The NFC North features the best running back in the NFL today. The others are quality, but 2nd tier.
1. Adrian Peterson
The NFL hasn’t seen a back with Peterson’s overall talent in sometime. While Tomlinson is clearly the best back of the past decade, Peterson is now entering his third year and if the first two are any indication of what is to come, watch out.
This guy is a 2,000 yard candidate every single year. And with an improving offense in 2009, plus other weapons to take some attention away from him, look for Peterson to hit 1,800 yards with double digit TDs. The only area of concern is his fumbles, but an off season of film should help him get past this.
2. Ryan Grant
Grant took a big step back in 2008 and wasn’t the sensation he was over the last eight games over the 2007 season. The offense should once again be strong and with an improved defense, the Pack could have more opportunities to feature the run and play with a lead. Look for Grant to post a 1,000 yard season with seven to nine TDs.
3. Matt Forte
Forte was a nice surprise for the Bears in the 2nd round of the 2008 NFL Draft, and quickly became the full-time starter from day one. With the addition of Jay Cutler to the mix in 2009, the Bears will utilize the passing game to a greater degree than in years’ past, but they’ll still need a strong running game to equalize the inclement weather of Soldier Field after October. Look for Forte to hit the thousand yard mark and put in six to nine TDs.
4. Kevin Smith
Smith had a pretty decent ending to the Lions miserable 0-16 season and showed flashes with 291 yards and three TDs over the last three games. The situation is still far from pretty, and if the Lions decide to plug in Stafford from day one, it will hamper the team’s offensive success, but the team should improve to the point where Smith can duplicate, or better his rookie numbers. Look for him to come close to the 1,000 yard mark and score six times.
5. Chester Taylor
Taylor is still plugging away in Minnesota and still a very effective back when he gets the opportunity to come off the bench. With Peterson the obvious No. one, Taylor only gets about five to eight carries per game, but in the event Peterson goes down with an injury, as he did in his rookie season, Taylor is a good late round pick that can fill in admirably when given then carries.
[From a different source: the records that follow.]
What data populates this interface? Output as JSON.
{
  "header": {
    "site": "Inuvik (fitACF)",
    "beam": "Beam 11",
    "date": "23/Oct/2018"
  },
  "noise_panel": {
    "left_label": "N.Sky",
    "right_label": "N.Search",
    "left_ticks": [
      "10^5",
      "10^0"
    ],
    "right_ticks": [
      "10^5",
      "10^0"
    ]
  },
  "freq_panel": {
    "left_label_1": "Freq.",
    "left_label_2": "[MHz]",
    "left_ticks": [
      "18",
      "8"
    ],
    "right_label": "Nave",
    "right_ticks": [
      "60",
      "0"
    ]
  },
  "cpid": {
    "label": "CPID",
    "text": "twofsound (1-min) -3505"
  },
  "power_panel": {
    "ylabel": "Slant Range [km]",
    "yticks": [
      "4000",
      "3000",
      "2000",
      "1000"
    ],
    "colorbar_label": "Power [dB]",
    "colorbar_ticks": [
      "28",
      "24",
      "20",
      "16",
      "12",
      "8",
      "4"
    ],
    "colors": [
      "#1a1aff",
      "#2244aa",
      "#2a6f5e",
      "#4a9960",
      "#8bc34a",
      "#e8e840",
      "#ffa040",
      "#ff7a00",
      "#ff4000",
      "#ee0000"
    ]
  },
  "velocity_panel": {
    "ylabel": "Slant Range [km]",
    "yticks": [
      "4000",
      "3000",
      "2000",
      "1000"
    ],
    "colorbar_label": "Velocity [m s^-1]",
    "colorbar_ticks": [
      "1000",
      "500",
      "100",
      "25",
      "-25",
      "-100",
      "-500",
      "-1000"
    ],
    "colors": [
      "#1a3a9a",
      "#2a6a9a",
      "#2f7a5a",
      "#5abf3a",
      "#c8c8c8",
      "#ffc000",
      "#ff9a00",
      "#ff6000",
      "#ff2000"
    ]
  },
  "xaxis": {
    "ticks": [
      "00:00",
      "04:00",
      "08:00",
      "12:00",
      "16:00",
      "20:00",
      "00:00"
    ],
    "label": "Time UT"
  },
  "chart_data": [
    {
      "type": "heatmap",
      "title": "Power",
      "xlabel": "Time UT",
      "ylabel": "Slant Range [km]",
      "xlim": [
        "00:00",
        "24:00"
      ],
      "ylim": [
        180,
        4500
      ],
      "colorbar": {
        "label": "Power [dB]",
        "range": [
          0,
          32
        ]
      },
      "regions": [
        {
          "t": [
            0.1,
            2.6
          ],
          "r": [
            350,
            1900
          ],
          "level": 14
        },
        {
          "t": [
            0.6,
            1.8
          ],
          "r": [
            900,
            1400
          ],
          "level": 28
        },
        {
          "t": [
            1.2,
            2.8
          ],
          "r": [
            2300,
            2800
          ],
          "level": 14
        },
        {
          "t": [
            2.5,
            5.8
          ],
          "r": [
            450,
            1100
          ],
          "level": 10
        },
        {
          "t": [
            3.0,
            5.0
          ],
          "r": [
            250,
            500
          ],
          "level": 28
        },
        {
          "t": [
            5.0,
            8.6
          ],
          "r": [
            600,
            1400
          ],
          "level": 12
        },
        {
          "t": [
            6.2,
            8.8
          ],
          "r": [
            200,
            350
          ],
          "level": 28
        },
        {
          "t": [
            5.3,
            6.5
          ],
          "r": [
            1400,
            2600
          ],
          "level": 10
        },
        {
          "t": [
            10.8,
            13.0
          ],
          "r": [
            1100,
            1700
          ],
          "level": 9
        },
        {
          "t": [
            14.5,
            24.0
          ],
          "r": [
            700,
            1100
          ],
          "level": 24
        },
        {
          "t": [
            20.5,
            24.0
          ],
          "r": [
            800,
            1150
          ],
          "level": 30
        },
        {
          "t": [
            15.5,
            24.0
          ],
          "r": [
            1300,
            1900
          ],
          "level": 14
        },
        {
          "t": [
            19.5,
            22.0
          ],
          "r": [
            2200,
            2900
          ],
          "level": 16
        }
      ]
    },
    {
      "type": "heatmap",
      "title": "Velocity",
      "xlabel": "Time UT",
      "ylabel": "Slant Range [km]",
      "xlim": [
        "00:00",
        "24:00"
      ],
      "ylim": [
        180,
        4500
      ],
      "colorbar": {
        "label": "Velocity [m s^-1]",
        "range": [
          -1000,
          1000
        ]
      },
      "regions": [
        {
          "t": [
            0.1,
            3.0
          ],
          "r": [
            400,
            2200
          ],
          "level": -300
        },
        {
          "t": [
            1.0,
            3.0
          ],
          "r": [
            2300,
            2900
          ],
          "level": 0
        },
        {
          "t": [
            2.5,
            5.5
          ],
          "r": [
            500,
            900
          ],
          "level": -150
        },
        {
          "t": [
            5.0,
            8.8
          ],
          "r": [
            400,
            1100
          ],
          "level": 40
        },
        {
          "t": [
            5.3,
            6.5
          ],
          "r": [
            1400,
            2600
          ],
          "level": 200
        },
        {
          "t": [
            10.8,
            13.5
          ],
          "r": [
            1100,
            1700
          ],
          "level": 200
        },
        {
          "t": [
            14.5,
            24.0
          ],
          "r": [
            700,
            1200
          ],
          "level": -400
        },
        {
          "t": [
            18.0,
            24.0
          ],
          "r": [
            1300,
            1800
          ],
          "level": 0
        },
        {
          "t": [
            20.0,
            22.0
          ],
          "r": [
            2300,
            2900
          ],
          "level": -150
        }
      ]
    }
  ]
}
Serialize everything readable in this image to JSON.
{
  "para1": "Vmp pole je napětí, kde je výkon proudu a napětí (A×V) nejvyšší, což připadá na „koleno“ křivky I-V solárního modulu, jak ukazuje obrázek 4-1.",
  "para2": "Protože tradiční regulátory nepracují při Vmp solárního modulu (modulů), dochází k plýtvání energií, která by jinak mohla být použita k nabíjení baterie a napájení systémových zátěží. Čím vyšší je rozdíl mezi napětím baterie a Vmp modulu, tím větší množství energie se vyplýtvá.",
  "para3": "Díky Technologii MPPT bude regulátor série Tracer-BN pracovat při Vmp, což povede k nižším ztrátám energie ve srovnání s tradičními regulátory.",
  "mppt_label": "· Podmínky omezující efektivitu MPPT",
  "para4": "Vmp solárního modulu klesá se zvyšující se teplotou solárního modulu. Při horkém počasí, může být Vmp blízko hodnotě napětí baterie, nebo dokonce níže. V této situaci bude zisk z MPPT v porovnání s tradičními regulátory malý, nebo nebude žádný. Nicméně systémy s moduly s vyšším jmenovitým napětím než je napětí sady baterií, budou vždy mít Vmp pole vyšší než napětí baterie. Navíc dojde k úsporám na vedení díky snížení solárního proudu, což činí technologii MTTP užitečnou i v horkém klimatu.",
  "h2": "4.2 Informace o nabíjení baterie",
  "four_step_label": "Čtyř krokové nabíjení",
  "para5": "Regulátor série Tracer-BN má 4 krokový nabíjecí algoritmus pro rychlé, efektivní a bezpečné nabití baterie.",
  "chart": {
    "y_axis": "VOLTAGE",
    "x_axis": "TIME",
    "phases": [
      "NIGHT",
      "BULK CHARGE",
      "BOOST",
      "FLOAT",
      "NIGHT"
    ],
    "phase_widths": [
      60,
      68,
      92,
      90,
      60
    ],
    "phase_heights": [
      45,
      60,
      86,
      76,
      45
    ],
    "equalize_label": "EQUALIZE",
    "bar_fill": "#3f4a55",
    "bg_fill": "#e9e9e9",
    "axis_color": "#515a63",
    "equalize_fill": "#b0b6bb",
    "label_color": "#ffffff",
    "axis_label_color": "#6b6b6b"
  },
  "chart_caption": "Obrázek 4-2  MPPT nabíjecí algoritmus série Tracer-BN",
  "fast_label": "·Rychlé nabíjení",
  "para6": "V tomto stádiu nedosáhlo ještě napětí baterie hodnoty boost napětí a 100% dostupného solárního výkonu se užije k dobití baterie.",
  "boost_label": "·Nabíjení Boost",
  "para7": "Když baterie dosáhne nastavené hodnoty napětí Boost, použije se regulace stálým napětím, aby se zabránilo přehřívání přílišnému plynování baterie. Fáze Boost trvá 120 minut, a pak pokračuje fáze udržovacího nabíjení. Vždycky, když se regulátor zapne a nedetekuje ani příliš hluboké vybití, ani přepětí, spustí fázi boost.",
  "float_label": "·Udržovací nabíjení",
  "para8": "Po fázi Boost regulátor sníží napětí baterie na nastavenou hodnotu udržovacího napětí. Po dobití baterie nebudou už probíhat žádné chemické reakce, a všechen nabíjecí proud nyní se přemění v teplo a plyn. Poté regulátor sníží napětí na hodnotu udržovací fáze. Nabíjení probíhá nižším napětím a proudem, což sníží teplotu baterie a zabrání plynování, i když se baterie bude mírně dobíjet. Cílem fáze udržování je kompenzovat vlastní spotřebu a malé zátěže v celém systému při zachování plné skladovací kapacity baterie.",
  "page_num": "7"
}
There’s not much to differentiate Grant, Forte and Smith except the overall success of their teams. The Packers and Bears should be much better than the Lions and because of that, playing with the lead more often. Since backs get a majority of their yards and TDs in the second half of games, consider taking Grant and Forte earlier than Smith in your fantasy drafts, even though Smith could be the better overall running back.